In order to investigate the contribution of different features to the predictor, we trained three models using one-hot code, PSSM, and both of them, respectively. Since the proposed model was parameter sensitive, we carried out the complete process of hyper-parameter tuning for each model to make sure the reliable prediction performance. The performance of predictors by using different features on the validation samples is illustrated in Table 2. It was evident that the predictors using a single feature achieved similar performance and achieved a more considerable performance when they were combined.

2.2. Effect of Window Size

Because the length of the sliding window determined the information feeding in the proposed predictor, it was an important variable that affected the prediction performance directly.

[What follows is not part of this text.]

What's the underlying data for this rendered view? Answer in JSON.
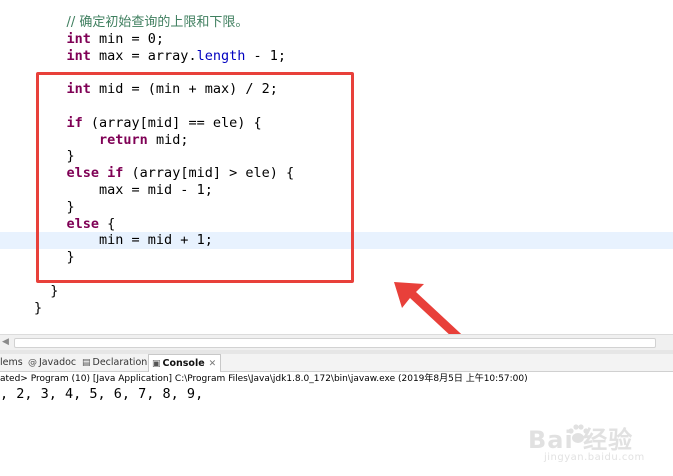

We searched for the values of window size from 13 to 23 by the step of 2. As could be seen in Table 3, the predictor achieved the best prediction performance (CC value) on the validation samples when the window size reached 19.

2.3. Hyper-Parameter Tuning

We carried out a series of experiments to identify a better configuration of hyper-parameters for the proposed predictor. The performance of the network was affected by a large number of parameters, among which the inception block’s number and dynamic routing times were two major hyper-parameters that greatly influenced it.

Table 4 illustrates the effect of the inception blocks’ number on the involved parameter’s number, training time, and CC performance. It was obvious that as the number of inception blocks grew, the number of parameters involved in the network increased exponentially. When the number of inception blocks reached three, the best CC value had been achieved. Thus, three inception blocks were suitable.

Table 5 illustrates the effect of the number of dynamic routings on training time and CC performance. As the number of dynamic routing increased, the time required for training the network increased rapidly. Previous studies had shown that too much dynamic routing times would lead to a decrease in prediction performance [31]. When the number of dynamic routings reached three, the CC value started to fluctuate and decrease slowly. Thus, three dynamic routings were suitable.

2.4. Ablation Study

We proposed a compound network that combined CNN, inception, and CapsuleNet. In order to prove the effectiveness of the proposed model, we carried out an ablation study by removing some parts of the network. Each model in the ablation study was performed using the same data, feature, and hyper-parameters. Table 6 illustrates the performance of different models. We found that CapsuleNet was the most effective component: The CapsuleNet achieved the best performance compared with the other two components, and the performance significantly decreased when removing CapsuleNet. Since the performance of the TMP-SSurface model was considerably better than others, combining three components made sense.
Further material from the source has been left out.